A verdade é que o Brasil, como um mercado "jurássico", ainda é solo fértil para a Volkswagem. "Na China, onde a participação dos veículos elétricos ruma para os 50%, os EVs são determinantes, mas no Brasil são os modelos antigos que lideram as vendas. Mesmo que o mercado brasileiro seja uma gota de água no oceano e que suas receitas não compensem as perdas da Volkswagen, na Europa e na Ásia, carros pobres e ultrapassados ainda têm boa aceitação", avalia o diretor do Centro de Pesquisa Automotiva (CAR) de Bochum, Ferdinand Dudenhöffer.
"O problema é que a concorrência chinesa já ameaça a hegemonia das marcas tradicionais no próprio Brasil, onde a oferta de etanol é grande e a VW impinge seus motores a combustão interna", pondera Dudenhöffer.
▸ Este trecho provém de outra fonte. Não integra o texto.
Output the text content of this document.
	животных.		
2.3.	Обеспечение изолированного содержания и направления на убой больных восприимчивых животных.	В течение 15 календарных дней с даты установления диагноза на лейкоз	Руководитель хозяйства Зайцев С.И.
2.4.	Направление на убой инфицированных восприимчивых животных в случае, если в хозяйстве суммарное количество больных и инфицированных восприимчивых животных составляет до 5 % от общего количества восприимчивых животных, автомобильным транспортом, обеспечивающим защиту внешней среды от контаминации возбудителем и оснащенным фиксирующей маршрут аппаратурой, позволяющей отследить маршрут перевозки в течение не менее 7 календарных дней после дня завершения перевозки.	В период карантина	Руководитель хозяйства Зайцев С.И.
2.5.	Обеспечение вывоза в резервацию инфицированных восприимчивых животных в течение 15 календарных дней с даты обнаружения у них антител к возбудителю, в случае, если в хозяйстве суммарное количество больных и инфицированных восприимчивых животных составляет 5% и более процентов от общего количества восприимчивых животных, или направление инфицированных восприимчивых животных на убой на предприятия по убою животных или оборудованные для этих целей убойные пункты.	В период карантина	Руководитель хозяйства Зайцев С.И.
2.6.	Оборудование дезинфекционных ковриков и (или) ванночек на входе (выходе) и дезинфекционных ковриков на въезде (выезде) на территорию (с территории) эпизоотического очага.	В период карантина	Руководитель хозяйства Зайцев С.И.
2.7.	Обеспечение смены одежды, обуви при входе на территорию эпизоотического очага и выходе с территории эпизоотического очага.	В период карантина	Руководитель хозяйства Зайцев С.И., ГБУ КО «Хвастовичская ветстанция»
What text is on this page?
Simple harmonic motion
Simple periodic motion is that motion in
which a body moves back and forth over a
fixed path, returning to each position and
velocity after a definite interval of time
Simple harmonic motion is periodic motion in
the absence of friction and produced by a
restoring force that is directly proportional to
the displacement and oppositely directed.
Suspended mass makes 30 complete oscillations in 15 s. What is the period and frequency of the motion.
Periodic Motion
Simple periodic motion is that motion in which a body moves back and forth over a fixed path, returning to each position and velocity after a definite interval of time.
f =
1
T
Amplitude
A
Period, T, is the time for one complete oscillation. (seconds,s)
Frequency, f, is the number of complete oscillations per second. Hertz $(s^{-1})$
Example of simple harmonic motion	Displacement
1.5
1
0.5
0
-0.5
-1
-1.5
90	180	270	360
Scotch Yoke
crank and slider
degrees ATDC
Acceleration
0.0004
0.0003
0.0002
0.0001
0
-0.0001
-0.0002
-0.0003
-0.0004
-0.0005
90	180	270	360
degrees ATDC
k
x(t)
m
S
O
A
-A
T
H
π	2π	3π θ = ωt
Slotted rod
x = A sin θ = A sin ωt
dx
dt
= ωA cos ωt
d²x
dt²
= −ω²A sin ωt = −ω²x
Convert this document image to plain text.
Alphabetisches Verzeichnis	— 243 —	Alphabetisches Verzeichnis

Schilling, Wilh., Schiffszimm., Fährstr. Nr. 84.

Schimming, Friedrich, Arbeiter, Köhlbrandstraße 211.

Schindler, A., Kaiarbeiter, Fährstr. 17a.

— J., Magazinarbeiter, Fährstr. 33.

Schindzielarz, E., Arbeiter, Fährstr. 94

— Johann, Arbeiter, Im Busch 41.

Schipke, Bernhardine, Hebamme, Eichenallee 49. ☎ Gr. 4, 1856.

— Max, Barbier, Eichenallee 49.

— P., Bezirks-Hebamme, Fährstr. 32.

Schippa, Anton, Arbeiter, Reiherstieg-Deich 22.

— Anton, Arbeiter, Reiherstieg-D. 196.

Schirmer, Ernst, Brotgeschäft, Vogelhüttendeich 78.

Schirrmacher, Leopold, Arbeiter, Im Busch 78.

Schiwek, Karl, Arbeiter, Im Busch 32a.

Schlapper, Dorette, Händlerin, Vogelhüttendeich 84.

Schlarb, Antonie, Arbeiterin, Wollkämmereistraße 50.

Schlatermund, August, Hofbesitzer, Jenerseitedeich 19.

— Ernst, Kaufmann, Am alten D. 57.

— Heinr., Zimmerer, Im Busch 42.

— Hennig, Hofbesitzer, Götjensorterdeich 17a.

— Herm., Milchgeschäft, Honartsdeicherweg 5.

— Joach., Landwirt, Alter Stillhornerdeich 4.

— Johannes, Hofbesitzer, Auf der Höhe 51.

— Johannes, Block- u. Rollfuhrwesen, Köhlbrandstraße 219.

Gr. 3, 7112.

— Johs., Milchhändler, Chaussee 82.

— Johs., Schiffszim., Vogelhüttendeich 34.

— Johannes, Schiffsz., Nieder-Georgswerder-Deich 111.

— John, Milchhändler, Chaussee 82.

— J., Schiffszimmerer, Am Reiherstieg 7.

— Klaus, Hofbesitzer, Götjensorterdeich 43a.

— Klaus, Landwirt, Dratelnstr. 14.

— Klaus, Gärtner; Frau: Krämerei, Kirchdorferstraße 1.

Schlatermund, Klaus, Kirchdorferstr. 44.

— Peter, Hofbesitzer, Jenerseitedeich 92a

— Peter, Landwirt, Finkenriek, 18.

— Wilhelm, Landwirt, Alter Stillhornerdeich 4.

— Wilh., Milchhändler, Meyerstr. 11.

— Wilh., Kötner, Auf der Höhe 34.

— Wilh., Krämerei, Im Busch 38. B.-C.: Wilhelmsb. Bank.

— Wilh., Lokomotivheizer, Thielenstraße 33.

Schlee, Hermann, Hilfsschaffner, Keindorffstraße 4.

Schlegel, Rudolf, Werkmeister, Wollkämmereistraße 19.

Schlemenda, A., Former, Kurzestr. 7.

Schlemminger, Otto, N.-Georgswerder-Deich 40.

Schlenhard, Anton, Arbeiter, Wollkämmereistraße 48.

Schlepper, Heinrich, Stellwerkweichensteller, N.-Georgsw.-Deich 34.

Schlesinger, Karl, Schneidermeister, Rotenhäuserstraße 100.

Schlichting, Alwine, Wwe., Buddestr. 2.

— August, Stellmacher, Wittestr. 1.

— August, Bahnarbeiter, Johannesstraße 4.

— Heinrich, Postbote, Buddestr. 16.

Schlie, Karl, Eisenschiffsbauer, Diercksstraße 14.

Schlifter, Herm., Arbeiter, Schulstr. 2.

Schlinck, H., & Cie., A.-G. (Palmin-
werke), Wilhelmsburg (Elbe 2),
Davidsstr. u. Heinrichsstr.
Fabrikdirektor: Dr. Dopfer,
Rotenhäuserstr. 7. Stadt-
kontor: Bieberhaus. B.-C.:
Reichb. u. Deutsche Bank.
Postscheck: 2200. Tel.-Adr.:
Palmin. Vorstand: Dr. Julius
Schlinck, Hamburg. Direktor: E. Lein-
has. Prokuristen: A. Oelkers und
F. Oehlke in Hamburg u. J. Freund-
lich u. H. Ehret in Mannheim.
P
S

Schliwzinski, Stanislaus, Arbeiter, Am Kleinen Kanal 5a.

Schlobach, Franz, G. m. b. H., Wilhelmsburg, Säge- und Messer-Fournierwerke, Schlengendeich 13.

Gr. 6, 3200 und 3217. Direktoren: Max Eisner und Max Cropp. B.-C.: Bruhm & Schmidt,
Por aqui, a VW tenta convencer o consumidor que os híbridos são a solução ideal – e isso para um futuro, ainda por cima, porque o novo Tera não foi confirmado com motorização híbrida. Já nos Estados Unidos, onde o Tiguan só ganhará uma versão plug-in em 2028, os executivos da marca vêm se perguntando o que fazer, se essa tendência se dissipar nos EUA, até lá.
É que, daqui há quatro anos, é bem provável que o cenário tenha mudado de novo – para não dizer, se transformado completamente. “É o que chamamos de ‘velocidade de Wolfsburg’, uma marcha bem mais lenta do que a ‘velocidade da China’ que temos que acompanhar”, disse em tom crítico um executivo norte-americano ao portal alemão “Der Spiegel”, sob a óbvia condição de anonimato.
Este texto contém análises e opiniões pessoais do colunista e não reflete, necessariamente, a opinião da Mobiauto.